Radiological Features

General Features
  • Cardiomegaly may be present with a slightly enlarged cardiothoracic ratio.
  • Dilated left atrial appendage and left atrium are often noted.
  • Right-sided double-density sign on frontal radiograph due to the appearance of enlarged left atrium is a common finding.
  • Calcification of anterior and posterior leaflets of mitral valve (not annular calcification) can be seen.
  • Pancarditis with valve insufficiency leading to acute congestive heart failure (CHF) – interstitial pulmonary oedema or upper lobe pulmonary venous redistribution.
  • Convex left atrial appendage segment, right double density, and pulmonary venous redistribution are classic findings of rheumatic mitral valve disease on radiograph.
  • Convex pulmonary artery segment and large central pulmonary arteries may develop due to back pressure in chronic rheumatic mitral valve disease.
  • In echocardiography, the diastolic doming of the mitral valve is a classic sign of rheumatic mitral stenosis.
CT
  • NECT: May show an enlarged left atrium and the calcification of anterior and posterior leaflets of the mitral valve. Calcified left atrial wall may also be seen.
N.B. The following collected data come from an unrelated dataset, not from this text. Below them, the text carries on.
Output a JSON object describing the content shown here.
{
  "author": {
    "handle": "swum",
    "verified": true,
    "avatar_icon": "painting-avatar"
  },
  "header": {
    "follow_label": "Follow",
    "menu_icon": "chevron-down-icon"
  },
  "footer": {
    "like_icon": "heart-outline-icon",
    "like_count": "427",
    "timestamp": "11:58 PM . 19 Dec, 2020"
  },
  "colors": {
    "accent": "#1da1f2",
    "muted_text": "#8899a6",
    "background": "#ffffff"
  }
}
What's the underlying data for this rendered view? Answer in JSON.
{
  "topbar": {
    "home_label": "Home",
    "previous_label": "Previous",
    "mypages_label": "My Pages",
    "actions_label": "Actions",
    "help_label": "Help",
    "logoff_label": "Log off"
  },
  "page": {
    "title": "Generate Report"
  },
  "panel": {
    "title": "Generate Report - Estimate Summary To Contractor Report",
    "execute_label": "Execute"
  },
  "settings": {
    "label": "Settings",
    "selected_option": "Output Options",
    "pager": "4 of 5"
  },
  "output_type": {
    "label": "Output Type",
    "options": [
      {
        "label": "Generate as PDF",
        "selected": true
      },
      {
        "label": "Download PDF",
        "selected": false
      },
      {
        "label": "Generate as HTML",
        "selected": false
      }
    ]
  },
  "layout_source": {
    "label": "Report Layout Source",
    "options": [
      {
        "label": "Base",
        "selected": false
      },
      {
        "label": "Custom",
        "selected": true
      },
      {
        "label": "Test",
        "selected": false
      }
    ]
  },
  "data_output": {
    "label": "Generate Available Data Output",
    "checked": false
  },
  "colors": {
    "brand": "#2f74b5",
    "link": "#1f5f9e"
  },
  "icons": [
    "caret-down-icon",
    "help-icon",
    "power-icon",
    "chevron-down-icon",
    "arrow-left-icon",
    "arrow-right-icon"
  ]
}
Extensive calcifications may result in a “porcelain heart” appearance.
  • Cardiac-gated CTA: May show thickening and incomplete opening of mitral valve leaflets in diastole. It allows assessment of additional valvular involvement, including the aortic and tricuspid valves, and may demonstrate left atrial appendage thrombus.
  • Delayed: Can help to distinguish between a true thrombus and slow mixing of contrast in the left atrium and left atrial appendage.
MRI
  • MR cine imaging using Cine SSFP images demonstrate valvular regurgitation and/or stenosis. This can show diastolic doming of the mitral valve, indicating stenosis.
  • Mitral regurgitation can be quantified using phase-contrast MR techniques.
  • Late gadolinium enhancement (LGE) may reveal abnormal enhancement in the left atrial wall, pericardial enhancement due to inflammation, and myocarditis in the acute phase, progressing to dilated cardiomyopathy.
Echo
  • Doppler echocardiography is used to calculate pressure half-time valve area and transvalvular gradient.
  • Colour Doppler can show both mitral stenosis and mitral regurgitation.
  • 3D echocardiography allows for accurate planimetry of valve area and is emerging as a crucial modality in RHD assessment.
  • Stress echocardiography is utilized if there is discordance between findings at rest and clinical findings with exercise.
  • Left atrial enlargement and valvular leaflet thickening, diastolic doming, and incomplete opening of valve are common findings.
  • Other valve involvement may be demonstrated.
Additional Considerations
  • Pericarditis: Although not typically a direct consequence of RHD, pericarditis can occasionally be seen in association with severe carditis. It can be detected on echocardiography as a circumferential fluid collection around the heart, and may be associated with signs of inflammation or constrictive physiology.

Grading and Staging

There is no universally accepted grading or staging system. Diagnosis is based on a combination of clinical history, examination, and echocardiography findings.

Prognosis

The prognosis for RHD varies depending on the severity of the valve disease and the presence of complications such as heart failure and atrial fibrillation.

Differential Diagnosis

  • Infective endocarditis: Suggested by acute presentation with fever, positive blood cultures.
  • Degenerative valve disease: More common in older adults, with gradual onset.
  • Congenital heart disease: Typically presents earlier in life, often with associated congenital anomalies.

Management

  • Antibiotic prophylaxis to prevent initial and recurrent streptococcal infection.
  • Regular monitoring with echocardiography.
  • Heart failure management with diuretics, ACE inhibitors, and beta-blockers.
  • Anticoagulation for those with atrial fibrillation or high-risk features for thromboembolism.
  • Surgical intervention for severe valve disease, either repair or replacement.
  • Referral to a cardiologist for further management.